Why some political parties lost the plot
By M J Akbar
Defeat is the distance between a bedtime story and a wake-up call. The former starts with ‘Once upon a time...’ and lulls the voter to sleep. The second is an energiser that addresses a fresh dawn.
Three political parties have become victims of their own success: their narrative has run its course, and they have not been able to find a further chapter to their saga.
The BJP story is the simplest: the fairies have abandoned its fairy tale. It began as the party of refugees from Pakistan. The robust economic and social resettlement of the dispossessed, evident by the 70s, paradoxically, liberated them from the party which helped them. After the high-drama blip of the Emergency and Janata Party phase, the BJP reinvented itself as a champion of a psychological rather than an economic need.
The temple movement brought great rewards, culminating, albeit through a parabola enhanced by the charisma of Atal Bihari Vajpayee, in six years of power at the Centre. But within this time, the Indian mood turned. Economic aspirations took primacy over psychological needs, particularly since the temple movement was made irrelevant by the destruction of the mosque at Ayodhya. A functioning temple has come up on the site, a fact that seems to escape the attention of those writing the BJP manifesto, which keeps promising to build a temple.
Every political party has colluded in this change; even though self-proclaimed secular parties encourage Muslims to indulge in the self-delusion that a dispute exists. In truth, all that the BJP can offer is to build a bigger temple, which does not quite have the same emotive force as ‘Mandir yahin banayenge!’ The BJP’s cousins, the Senas of Maharashtra, have regional chauvinism to fall back upon. If the BJP wants to reclaim national space, it will have to establish another horizon.
When socialism became passe, Mulayam Singh Yadav resurrected himself brilliantly as the anti-thesis of the BJP, blending it with a distinctive element of Lohia socialism, empowerment of the backward castes. However, when the thesis is faltering, the anti-thesis cannot be robust. That is the Samajwadi Party’s problem vis-a-vis the Muslim vote. As for the Backwards: Mandal has been milked dry. Mandal has delivered for those whose prayers were answered in 1990. A new generation of Backwards needs solutions for the 21st century.
The last time the Left had anything original to say was more than three decades ago; and it had remarkable staying power in Bengal. But Bengali Muslims, critical to any democratic algebra, are now tired of the Left’s soft secularism, a formula in which their lives were secure from communal violence but their livelihood was left to the wolves. The subalterns of Bengal, across the religious divide, have adopted an interesting strategy: they have become, to a great extent, a non-partisan opposition. Mamata Banerjee’s Trinamool Congress is merely expanding its elasticity to contain voter anger to the extent it can.
There are no internal structures, nor is there any serious thinking being done by Mamata on how to fashion an alternative delivery system when she assumes power in the state.
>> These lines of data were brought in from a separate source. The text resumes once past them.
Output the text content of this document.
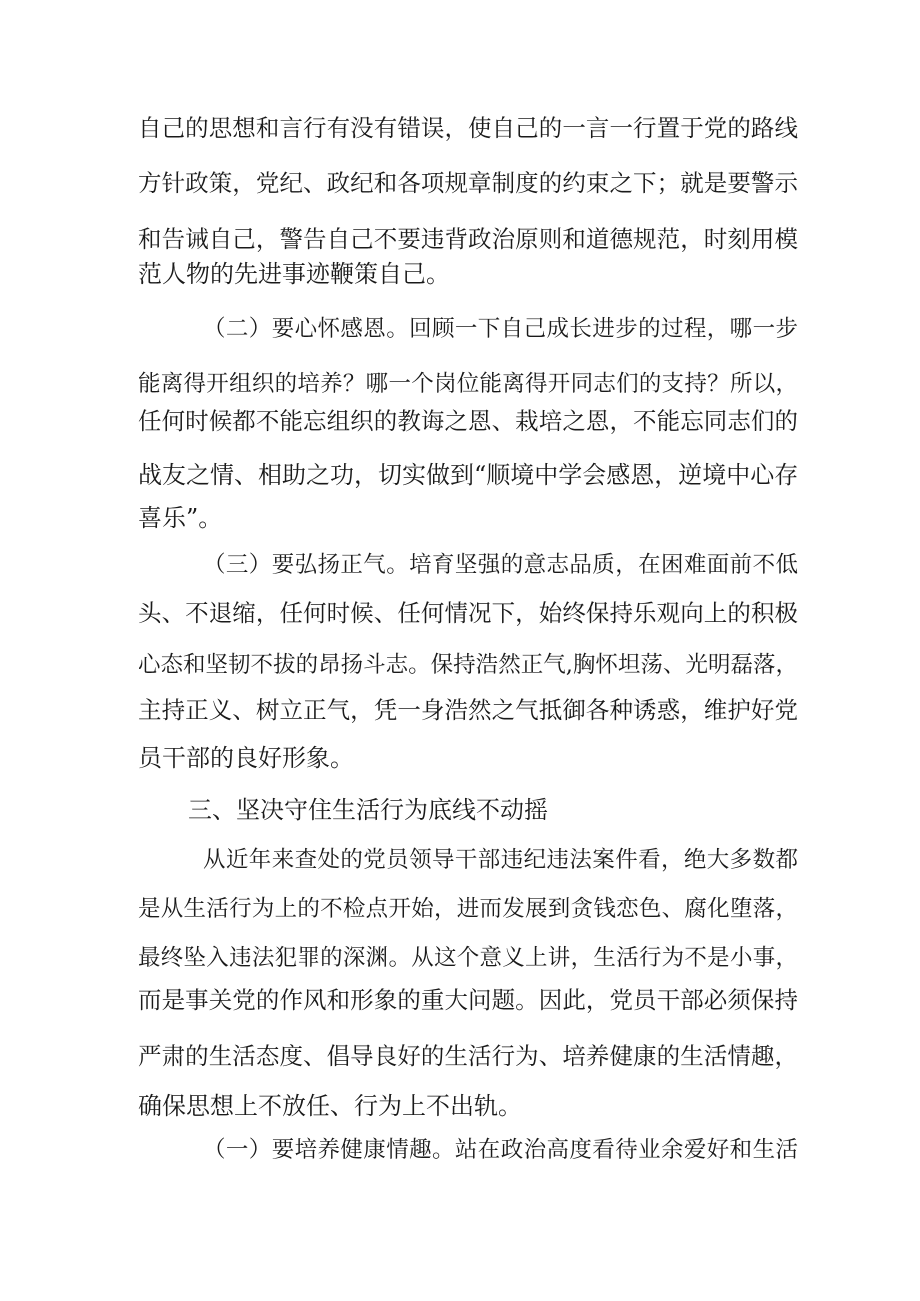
自己的思想和言行有没有错误，使自己的一言一行置于党的路线
方针政策，党纪、政纪和各项规章制度的约束之下；就是要警示
和告诫自己，警告自己不要违背政治原则和道德规范，时刻用模
范人物的先进事迹鞭策自己。
（二）要心怀感恩。回顾一下自己成长进步的过程，哪一步
能离得开组织的培养？哪一个岗位能离得开同志们的支持？所以，
任何时候都不能忘组织的教诲之恩、栽培之恩，不能忘同志们的
战友之情、相助之功，切实做到“顺境中学会感恩，逆境中心存
喜乐”。
（三）要弘扬正气。培育坚强的意志品质，在困难面前不低
头、不退缩，任何时候、任何情况下，始终保持乐观向上的积极
心态和坚韧不拔的昂扬斗志。保持浩然正气,胸怀坦荡、光明磊落，
主持正义、树立正气，凭一身浩然之气抵御各种诱惑，维护好党
员干部的良好形象。
三、坚决守住生活行为底线不动摇
从近年来查处的党员领导干部违纪违法案件看，绝大多数都
是从生活行为上的不检点开始，进而发展到贪钱恋色、腐化堕落，
最终坠入违法犯罪的深渊。从这个意义上讲，生活行为不是小事，
而是事关党的作风和形象的重大问题。因此，党员干部必须保持
严肃的生活态度、倡导良好的生活行为、培养健康的生活情趣，
确保思想上不放任、行为上不出轨。
（一）要培养健康情趣。站在政治高度看待业余爱好和生活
It is now a question of when the Left will be driven out, not whether. But in the current turmoil also lies an opportunity for 2016, if there is anyone left with the imagination to think ahead.
Mayawati survives in Uttar Pradesh, despite setbacks, because she is still waking up her support base. The Dalit deliverance is far from over; and her cross-ethnic alliances are still in infancy. Mayawati was out of her depth at the national level because she could not promise stability. In regional waters, she is still an Olympian. Her personality may be her biggest obstacle, but her agenda is intact.
The key to Mulayam Singh Yadav’s future will lie in his ability to unlock the next dimension of Muslim demands, and spearhead it. There is a transparent anger, leavened by confusion, among Muslims which is provoking a drift to the most familiar port, the Congress. But the Congress has nothing new to offer.
What the Muslims of UP are looking for, but have been unable to articulate, is a defined political space within which they can find food-and-faith security. Given the passions that such a demand could arouse, this quest might surface obliquely rather than directly. On the table is Ajit Singh’s dream of a Harit Desh in western UP. Such a state will have a substantive Muslim population, as well as a string of important Muslim educational institutions, from Aligarh to Deoband. It will become a natural socio-economic magnet for Muslims of the north. The idea is still in an embryonic stage. Whoever articulates it, will have rung a wake-up call.